HINT:  The transaction might succeed if retried.

Solution

  • An INSERT into participant_dates will look up and lock the referenced row in participants. With SERIALIZABLE isolation, this read will put a predicate lock on participants. This predicate lock is probably an SIRead lock on the index leaf page of participants' primary key index that contains the id in question.

    As soon as a concurrent transaction inserts rows for a different id that happens to be in the same index page, you will get a (false positive) serialization error.

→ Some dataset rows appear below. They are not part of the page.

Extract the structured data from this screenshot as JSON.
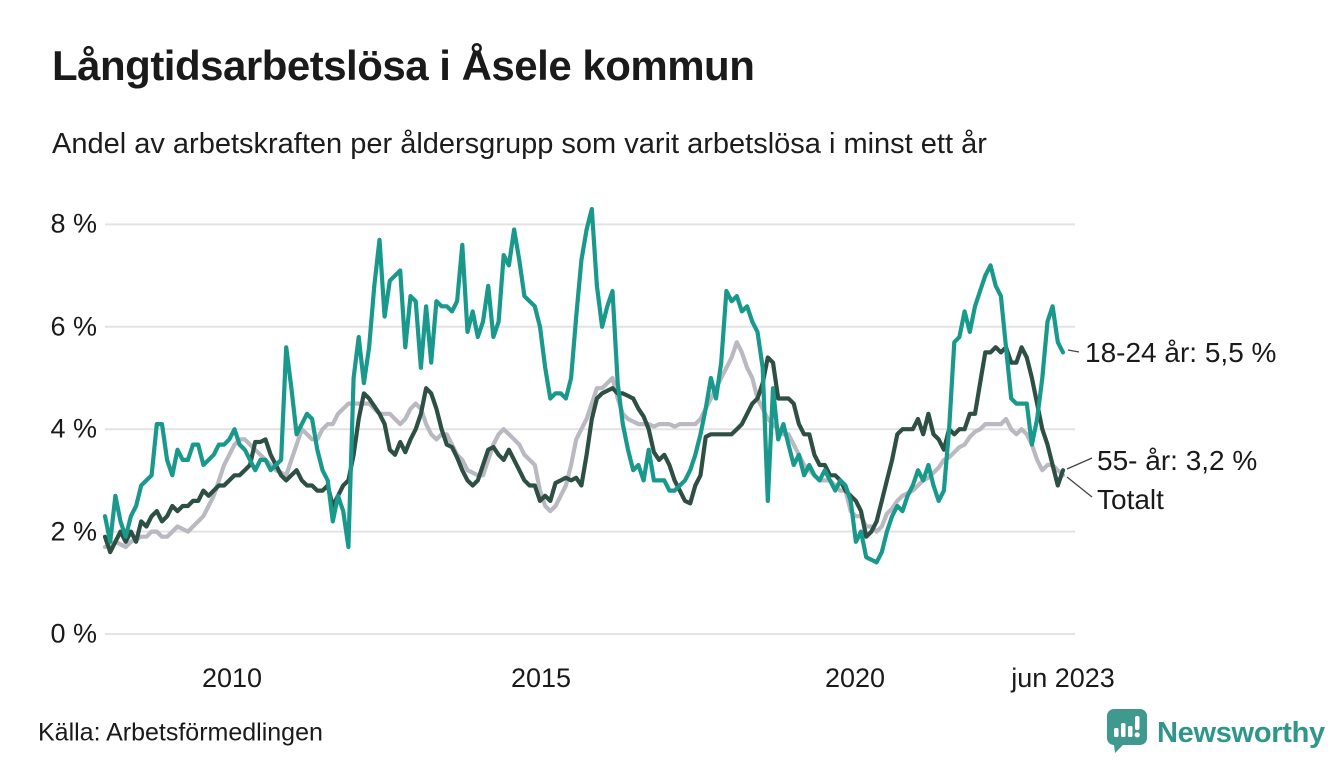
{
  "header": {
    "title": "Långtidsarbetslösa i Åsele kommun",
    "subtitle": "Andel av arbetskraften per åldersgrupp som varit arbetslösa i minst ett år"
  },
  "footer": {
    "source": "Källa: Arbetsförmedlingen",
    "brand": "Newsworthy"
  },
  "colors": {
    "young": "#19998c",
    "old": "#2d4f44",
    "total": "#b9b9c1",
    "grid": "#e3e3e3",
    "text": "#1a1a1a",
    "leader": "#444444",
    "brand": "#2e968b",
    "logo": "#3f998e"
  },
  "chart_data": {
    "type": "line",
    "title": "Långtidsarbetslösa i Åsele kommun",
    "subtitle": "Andel av arbetskraften per åldersgrupp som varit arbetslösa i minst ett år",
    "frequency": "monthly",
    "x_start": "2008-01",
    "x_end": "2023-06",
    "x_tick_labels": [
      "2010",
      "2015",
      "2020",
      "jun 2023"
    ],
    "y_tick_labels": [
      "0 %",
      "2 %",
      "4 %",
      "6 %",
      "8 %"
    ],
    "y_tick_values": [
      0,
      2,
      4,
      6,
      8
    ],
    "ylim": [
      0,
      8.6
    ],
    "ylabel": "",
    "xlabel": "",
    "grid": "horizontal",
    "legend_position": "end-of-line labels, right side",
    "series": [
      {
        "name": "18-24 år",
        "end_label": "18-24 år: 5,5 %",
        "last_value": 5.5,
        "color": "#19998c",
        "values": [
          2.3,
          1.8,
          2.7,
          2.2,
          1.9,
          2.3,
          2.5,
          2.9,
          3.0,
          3.1,
          4.1,
          4.1,
          3.4,
          3.1,
          3.6,
          3.4,
          3.4,
          3.7,
          3.7,
          3.3,
          3.4,
          3.5,
          3.7,
          3.7,
          3.8,
          4.0,
          3.7,
          3.6,
          3.4,
          3.2,
          3.4,
          3.4,
          3.2,
          3.3,
          3.4,
          5.6,
          4.8,
          3.9,
          4.1,
          4.3,
          4.2,
          3.6,
          3.2,
          3.0,
          2.2,
          2.7,
          2.4,
          1.7,
          5.0,
          5.8,
          4.9,
          5.6,
          6.8,
          7.7,
          6.2,
          6.9,
          7.0,
          7.1,
          5.6,
          6.6,
          6.5,
          5.2,
          6.4,
          5.3,
          6.5,
          6.4,
          6.4,
          6.3,
          6.5,
          7.6,
          5.9,
          6.3,
          5.8,
          6.1,
          6.8,
          5.8,
          6.1,
          7.4,
          7.2,
          7.9,
          7.3,
          6.6,
          6.5,
          6.4,
          6.0,
          5.2,
          4.6,
          4.7,
          4.7,
          4.6,
          5.0,
          6.2,
          7.3,
          7.9,
          8.3,
          6.8,
          6.0,
          6.4,
          6.7,
          4.9,
          4.1,
          3.6,
          3.2,
          3.3,
          3.0,
          3.6,
          3.0,
          3.0,
          3.0,
          2.8,
          2.8,
          2.9,
          3.0,
          3.2,
          3.5,
          3.9,
          4.4,
          5.0,
          4.6,
          5.3,
          6.7,
          6.5,
          6.6,
          6.3,
          6.4,
          6.1,
          5.9,
          5.2,
          2.6,
          4.8,
          3.8,
          4.1,
          3.7,
          3.3,
          3.5,
          3.1,
          3.3,
          3.1,
          3.0,
          3.2,
          3.0,
          2.8,
          3.0,
          2.9,
          2.6,
          1.8,
          2.0,
          1.5,
          1.45,
          1.4,
          1.6,
          2.0,
          2.3,
          2.5,
          2.4,
          2.7,
          2.9,
          3.2,
          3.0,
          3.3,
          2.9,
          2.6,
          2.8,
          4.0,
          5.7,
          5.8,
          6.3,
          5.9,
          6.4,
          6.7,
          7.0,
          7.2,
          6.8,
          6.6,
          5.6,
          4.6,
          4.5,
          4.5,
          4.5,
          3.7,
          4.2,
          5.0,
          6.1,
          6.4,
          5.7,
          5.5
        ]
      },
      {
        "name": "55- år",
        "end_label": "55- år: 3,2 %",
        "last_value": 3.2,
        "color": "#2d4f44",
        "values": [
          1.9,
          1.6,
          1.8,
          2.0,
          1.8,
          2.0,
          1.8,
          2.2,
          2.1,
          2.3,
          2.4,
          2.2,
          2.3,
          2.5,
          2.4,
          2.5,
          2.5,
          2.6,
          2.6,
          2.8,
          2.7,
          2.8,
          2.9,
          2.9,
          3.0,
          3.1,
          3.1,
          3.2,
          3.3,
          3.75,
          3.75,
          3.8,
          3.5,
          3.3,
          3.1,
          3.0,
          3.1,
          3.2,
          3.0,
          2.9,
          2.9,
          2.8,
          2.8,
          2.9,
          2.5,
          2.7,
          2.9,
          3.0,
          3.5,
          4.2,
          4.7,
          4.6,
          4.45,
          4.3,
          4.1,
          3.6,
          3.5,
          3.75,
          3.55,
          3.8,
          4.0,
          4.3,
          4.8,
          4.7,
          4.4,
          4.0,
          3.7,
          3.65,
          3.45,
          3.2,
          3.0,
          2.9,
          3.0,
          3.3,
          3.6,
          3.65,
          3.5,
          3.4,
          3.6,
          3.4,
          3.2,
          3.0,
          2.9,
          2.9,
          2.6,
          2.7,
          2.6,
          2.95,
          3.0,
          3.05,
          3.0,
          3.05,
          2.9,
          3.5,
          4.2,
          4.6,
          4.7,
          4.75,
          4.8,
          4.7,
          4.7,
          4.65,
          4.6,
          4.4,
          4.25,
          4.0,
          3.55,
          3.4,
          3.5,
          3.3,
          3.0,
          2.8,
          2.6,
          2.55,
          2.9,
          3.1,
          3.85,
          3.9,
          3.9,
          3.9,
          3.9,
          3.9,
          4.0,
          4.1,
          4.3,
          4.5,
          4.6,
          4.9,
          5.4,
          5.3,
          4.6,
          4.6,
          4.6,
          4.5,
          4.1,
          3.9,
          3.9,
          3.5,
          3.3,
          3.3,
          3.1,
          3.1,
          3.0,
          2.8,
          2.7,
          2.6,
          2.4,
          1.9,
          2.0,
          2.2,
          2.6,
          3.0,
          3.4,
          3.9,
          4.0,
          4.0,
          4.0,
          4.2,
          3.9,
          4.3,
          3.9,
          3.8,
          3.6,
          4.0,
          3.9,
          4.0,
          4.0,
          4.3,
          4.3,
          4.9,
          5.5,
          5.5,
          5.6,
          5.5,
          5.6,
          5.3,
          5.3,
          5.6,
          5.4,
          5.0,
          4.5,
          4.0,
          3.7,
          3.3,
          2.9,
          3.2
        ]
      },
      {
        "name": "Totalt",
        "end_label": "Totalt",
        "last_value": 3.1,
        "color": "#b9b9c1",
        "values": [
          1.7,
          1.75,
          1.8,
          1.75,
          1.7,
          1.8,
          1.85,
          1.9,
          1.9,
          2.0,
          2.0,
          1.9,
          1.9,
          2.0,
          2.1,
          2.05,
          2.0,
          2.1,
          2.2,
          2.3,
          2.5,
          2.7,
          3.0,
          3.3,
          3.5,
          3.7,
          3.8,
          3.8,
          3.7,
          3.6,
          3.5,
          3.4,
          3.3,
          3.2,
          3.15,
          3.1,
          3.4,
          3.7,
          4.0,
          3.9,
          3.8,
          3.8,
          4.0,
          4.1,
          4.1,
          4.3,
          4.4,
          4.5,
          4.5,
          4.5,
          4.5,
          4.5,
          4.4,
          4.3,
          4.3,
          4.3,
          4.2,
          4.1,
          4.2,
          4.4,
          4.5,
          4.4,
          4.1,
          3.9,
          3.8,
          3.9,
          3.9,
          3.7,
          3.5,
          3.4,
          3.2,
          3.15,
          3.1,
          3.1,
          3.4,
          3.7,
          3.9,
          4.0,
          3.9,
          3.8,
          3.7,
          3.5,
          3.4,
          3.3,
          2.8,
          2.5,
          2.4,
          2.5,
          2.7,
          2.9,
          3.3,
          3.8,
          4.0,
          4.2,
          4.5,
          4.8,
          4.8,
          4.9,
          5.0,
          4.6,
          4.3,
          4.2,
          4.15,
          4.1,
          4.1,
          4.1,
          4.05,
          4.1,
          4.1,
          4.1,
          4.05,
          4.1,
          4.1,
          4.1,
          4.1,
          4.2,
          4.4,
          4.6,
          4.8,
          5.0,
          5.2,
          5.4,
          5.7,
          5.5,
          5.2,
          5.0,
          4.6,
          4.4,
          4.2,
          4.1,
          4.0,
          3.9,
          3.9,
          3.7,
          3.5,
          3.3,
          3.2,
          3.1,
          3.0,
          3.0,
          3.0,
          2.9,
          2.8,
          2.8,
          2.4,
          2.3,
          2.3,
          2.1,
          2.1,
          2.0,
          2.1,
          2.35,
          2.45,
          2.6,
          2.7,
          2.75,
          2.8,
          2.9,
          3.0,
          3.05,
          3.15,
          3.25,
          3.4,
          3.45,
          3.55,
          3.65,
          3.7,
          3.85,
          3.95,
          4.0,
          4.1,
          4.1,
          4.1,
          4.1,
          4.2,
          4.0,
          3.9,
          4.0,
          3.9,
          3.7,
          3.4,
          3.2,
          3.3,
          3.3,
          3.2,
          3.1
        ]
      }
    ]
  }
}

These false positive serialization errors are to be expected:

    While PostgreSQL's Serializable transaction isolation level only allows concurrent transactions to commit if it can prove there is a serial order of execution that would produce the same effect, it doesn't always prevent errors from being raised that would not occur in true serial execution.

    With SERIALIZABLE isolation, you have to be ready to repeat transactions if they fail with a serialization error. It makes sense to reduce these errors, but the attempt to avoid them completely is a fool's errand. As a consolation, you will find that the errors will become less frequent as the tables grow.